When Secretary of the Interior Sally Jewell announced her “pause” on new federal coal leases (mostly in Wyoming) in January 2016, 20+ years of reserves under existing contracts kept producing. But the report that Jewell somehow got together before leaving office this January painted a grim picture: 42% of the nation’s thermal (i.e., electricity generating) coal comes from federal lands and most of that is tied up in no-bid contracts, undervalued leases, and deals nobody understands. What was also clear is that coal is no longer the energy bargain it once was. With renewables quickly falling in price-per-kilowatt hour, their grid-competitiveness is a surer bet than coal’s.

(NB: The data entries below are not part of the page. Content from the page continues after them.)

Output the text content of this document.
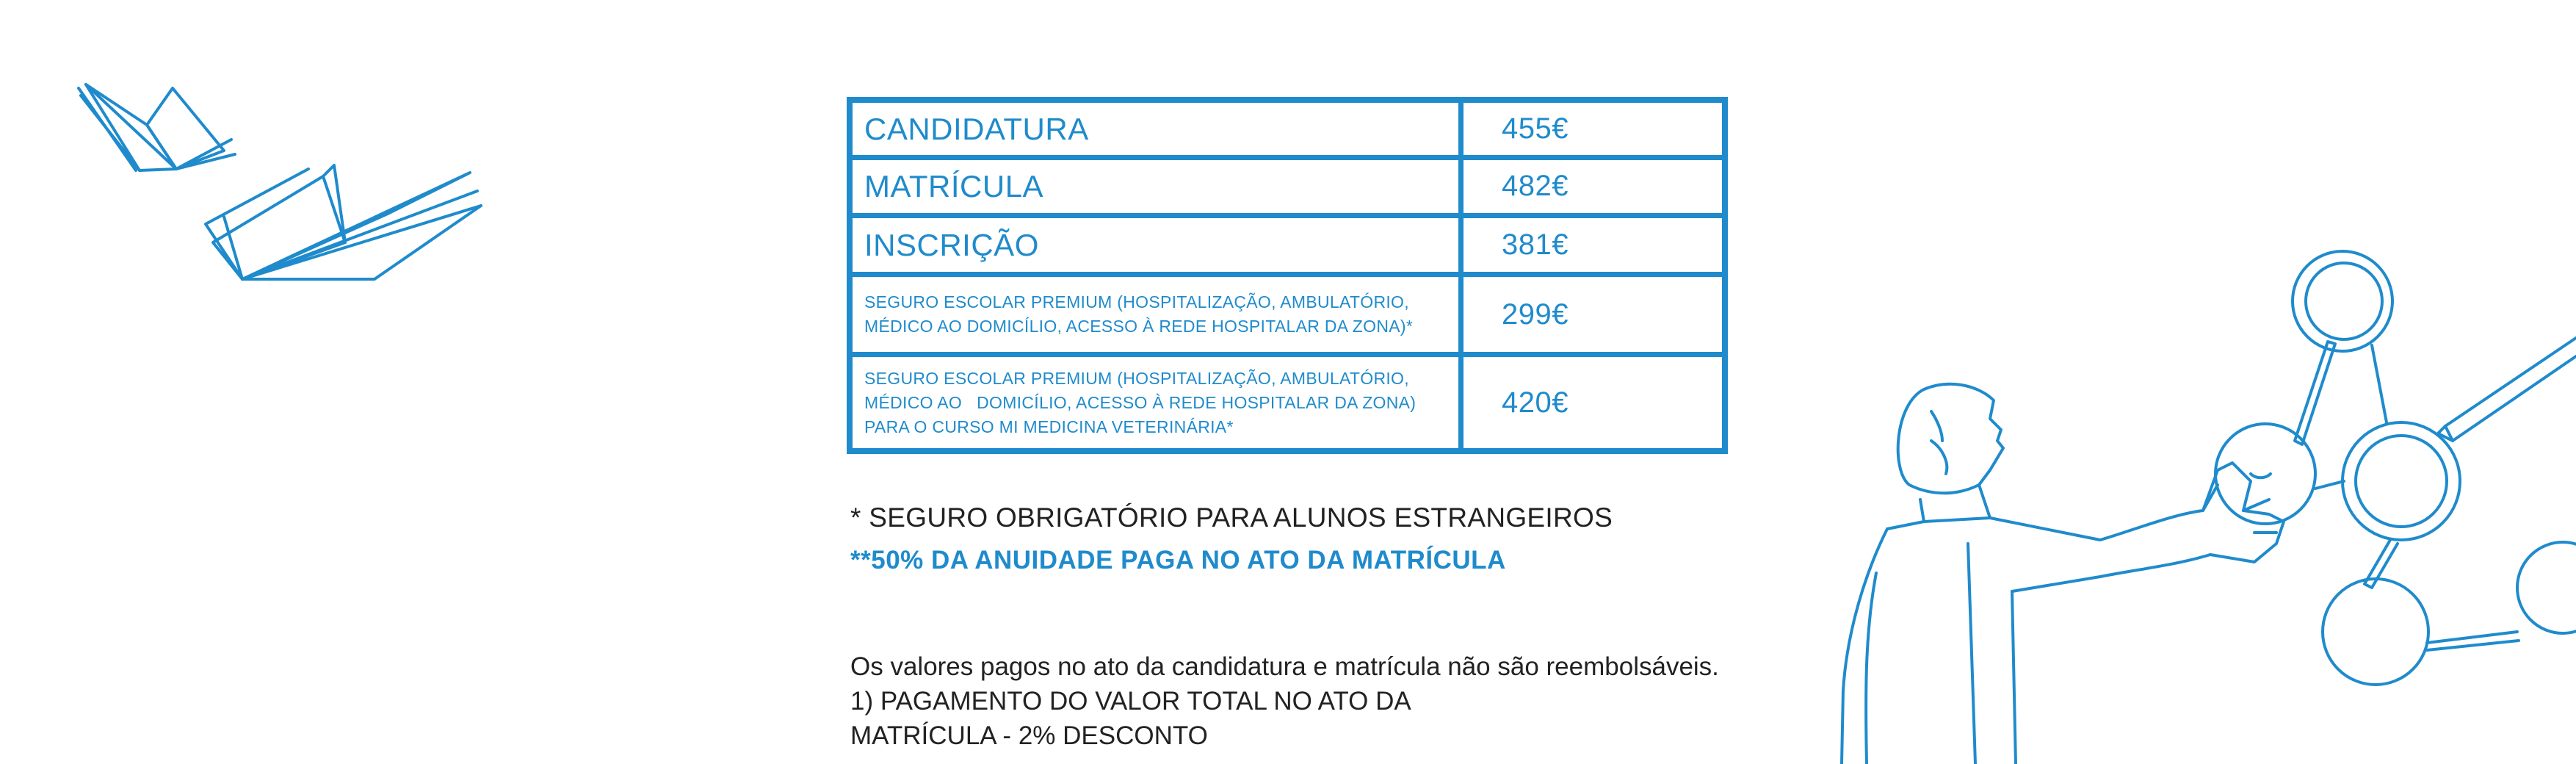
CANDIDATURA	455€
MATRÍCULA	482€
INSCRIÇÃO	381€

SEGURO ESCOLAR PREMIUM (HOSPITALIZAÇÃO, AMBULATÓRIO,
MÉDICO AO DOMICÍLIO, ACESSO À REDE HOSPITALAR DA ZONA)*	299€

SEGURO ESCOLAR PREMIUM (HOSPITALIZAÇÃO, AMBULATÓRIO,
MÉDICO AO   DOMICÍLIO, ACESSO À REDE HOSPITALAR DA ZONA)
PARA O CURSO MI MEDICINA VETERINÁRIA*	420€
* SEGURO OBRIGATÓRIO PARA ALUNOS ESTRANGEIROS
**50% DA ANUIDADE PAGA NO ATO DA MATRÍCULA
Os valores pagos no ato da candidatura e matrícula não são reembolsáveis.
1) PAGAMENTO DO VALOR TOTAL NO ATO DA
MATRÍCULA - 2% DESCONTO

Voters in America’s coal states had to have known in the back of their minds that the ‘war on coal’ wasn’t going to be over. They didn’t think they had the inside track to becoming the next Norway. But I wonder how many figured out that the defense of coal as an energy source today is rather like fighting to keep losing. With so many other, better possibilities in the global marketplace, coal energy will be able to compete only where corners are cut, environmental, health and safety precautions are ignored, or legacy debts are written off. That’s not greatness. It’s stone cold madness.
Nice post on one of the major topics around Pennsylvania. Coal mining will also be a major topic in the blue collar work environment. Many people believe that coal mining will resolve all their problems in life. However, coal mining is most likely not going to solve anything for them. I agree there are many better alternatives for energy out there. Just because coal worked at one point does not mean that it will work in the future. Times are changing throughout the world.
ReplyDeleteThank you James, for posting in our fort 242 classes’ blog page. Thank you for a better insight into the coal industry, and where it will go from here. Most of the state does not care about fracking, and do not realize how much it affects them as well. The rest of the state is fine with it because they do not look at all of the negatives that it could cause, and are only, looking at the positives, like more jobs and a cheaper source of power, though no one’s thinking ahead to when we run out of this resource, or when we completely destroy lands to get what little we can.